Monday, May 16, 2011

#3: Mr. Pin Head

OK. This one is more my problem, but even with a drink in hand I couldn't get past the fact that this man's head was ABNORMALLY small for his body. Not just kinda sorta disproportional, but so off-balance that I wanted to ask if he pissed off a witch doctor in Tonga. And you know what they say about men with small heads... Yes, I should not be this judgmental on looks, but I am. No second date here.

Wednesday, May 11, 2011

#2: Mr. Ass

This story is short, but *sweet.* A co-worker decided to introduce me to her friend. Nice enough guy - professional, good looking, but older and not someone that you would label as HOT.

We were introduced over happy hour. We had a beer or two and then I went home leaving him with my number. Apparently, later he met friends out at what I believe to be Pesos.  

About 12 am, "the bewitching" hour if you will, he sent me a picture of his bare ass - taken IN THE BATHROOM OF PESOS by him in the mirror. 

1) Not a good looking butt. 

2) Dude... get friends that take your phone away from you if you want to drunk text. 

3) He must only go to Pesos on a Tuesday, when there is no one in the bathroom. 

Monday, May 9, 2011

#1: Mr. Secret Agent


Let's set the stage: 

It's Starbucks. Oh… visualize anyone of them in your head. they are all the same. A typical Seattle day weather wise. Overcast. Maybe a little bright, but certainly NOT sunny.  

Mr. Secret Agent wore sunglasses inside. He refused to take them off. Sign #1 that he was a douche bag… of course, as I learned later, maybe he was on a secret mission. 

Mr. Secret Agent: So what do you do for fun?

Me: Well, I like to run. I like to travel. And love, love to ski. I have actually traveled a fair bit around the world to hit up different mountains. Do you ski?

Mr. Secret Agent: No, I'm not allowed to.

Me: You are not allowed to?

Mr. Secret Agent: Yes, my work does not allow me to ski.

Me: What do you do?

Mr. Secret Agent: That's classified. I'm not allowed to talk about it. Let's just say the military has spent $18 million dollars training me.

Hmmm… this guy has a lotta rules and seems to be full of a lot of shit. $18 million dollars? Really? Why don't you just round it off to a cool $20 mil.

Now, not skiing or willing to learn to ski is a deal breaker for me and I should have got up and left right then and there. My mother raised me to have good manners, however, and we were only 10 minutes into this ordeal.

Mr. Secret Agent then proceeded to question me – 1) what's your favorite color, 2) what is your favorite food, 3) where do you like to eat in Seattle, 4) If I was to go into your car right now, what would be on the radio?

Now by themselves, these questions are normal. I might ask some of the same ones myself to get to know someone.
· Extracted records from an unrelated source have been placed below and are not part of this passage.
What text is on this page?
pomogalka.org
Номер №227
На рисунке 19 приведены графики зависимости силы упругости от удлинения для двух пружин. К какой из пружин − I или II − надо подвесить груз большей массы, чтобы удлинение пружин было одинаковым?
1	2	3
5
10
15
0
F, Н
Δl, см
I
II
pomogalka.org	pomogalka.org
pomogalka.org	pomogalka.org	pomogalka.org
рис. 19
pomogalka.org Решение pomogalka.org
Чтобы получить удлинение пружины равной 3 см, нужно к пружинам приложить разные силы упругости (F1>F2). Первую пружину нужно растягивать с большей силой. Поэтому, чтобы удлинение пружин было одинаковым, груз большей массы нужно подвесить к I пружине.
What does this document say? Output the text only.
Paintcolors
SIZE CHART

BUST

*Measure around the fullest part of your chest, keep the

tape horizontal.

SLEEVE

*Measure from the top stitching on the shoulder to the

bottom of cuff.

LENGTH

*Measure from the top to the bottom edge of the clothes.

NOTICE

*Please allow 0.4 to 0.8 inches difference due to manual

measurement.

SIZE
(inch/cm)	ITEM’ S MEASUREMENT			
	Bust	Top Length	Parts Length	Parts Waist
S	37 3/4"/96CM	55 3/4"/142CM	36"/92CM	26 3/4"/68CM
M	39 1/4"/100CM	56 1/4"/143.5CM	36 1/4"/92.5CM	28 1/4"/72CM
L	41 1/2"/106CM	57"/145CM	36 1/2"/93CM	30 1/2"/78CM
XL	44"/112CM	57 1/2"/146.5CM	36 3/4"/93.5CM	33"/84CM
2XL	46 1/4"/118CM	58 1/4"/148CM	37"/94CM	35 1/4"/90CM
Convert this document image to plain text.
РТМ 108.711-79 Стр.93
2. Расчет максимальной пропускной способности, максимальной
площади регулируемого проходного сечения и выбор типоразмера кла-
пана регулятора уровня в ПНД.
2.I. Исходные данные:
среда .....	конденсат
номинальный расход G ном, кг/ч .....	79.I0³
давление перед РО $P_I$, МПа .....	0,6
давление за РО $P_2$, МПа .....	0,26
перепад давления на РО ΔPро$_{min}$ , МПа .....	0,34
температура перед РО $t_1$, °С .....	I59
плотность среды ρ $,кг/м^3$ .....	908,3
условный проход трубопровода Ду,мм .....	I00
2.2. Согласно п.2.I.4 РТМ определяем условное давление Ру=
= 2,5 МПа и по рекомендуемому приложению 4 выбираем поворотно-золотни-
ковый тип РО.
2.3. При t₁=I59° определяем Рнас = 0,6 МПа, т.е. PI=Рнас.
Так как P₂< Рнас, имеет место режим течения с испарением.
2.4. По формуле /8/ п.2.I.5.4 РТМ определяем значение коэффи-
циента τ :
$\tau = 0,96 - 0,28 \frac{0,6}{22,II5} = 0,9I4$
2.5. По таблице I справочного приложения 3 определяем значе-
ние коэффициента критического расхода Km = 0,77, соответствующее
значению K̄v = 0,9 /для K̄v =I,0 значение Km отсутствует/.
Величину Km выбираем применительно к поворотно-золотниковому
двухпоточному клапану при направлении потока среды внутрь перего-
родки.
Asked one after the other, however, they were scary and I quickly felt this “date” had an interrogation room theme. Again, probably why he was still wearing his f’ing sunglasses.

Next question: What is the coolest thing you know how to do?

I know how to do a lot of cool things. I can hang spoons off my cheeks, ski the couloir on Blackcomb, tell you the capital of Liberia and bake a mean cupcake. However, after the barrage of questions – I drew a blank and decided to turn the tables on him.

Me: I don't know. What is the coolest thing you know how to do?

Mr. Secret Agent: I know how to dismantle a nuclear warhead.

Me: Well, that is an important skill to have in any relationship.

We did not have a second interrogation….err… I mean date.  I am also thankful he doesn't know where I live. We might not have caught Osama Bin Laden if I had told him. I am pretty sure that he is the type to re-program spy satellites to look in girls bedrooms.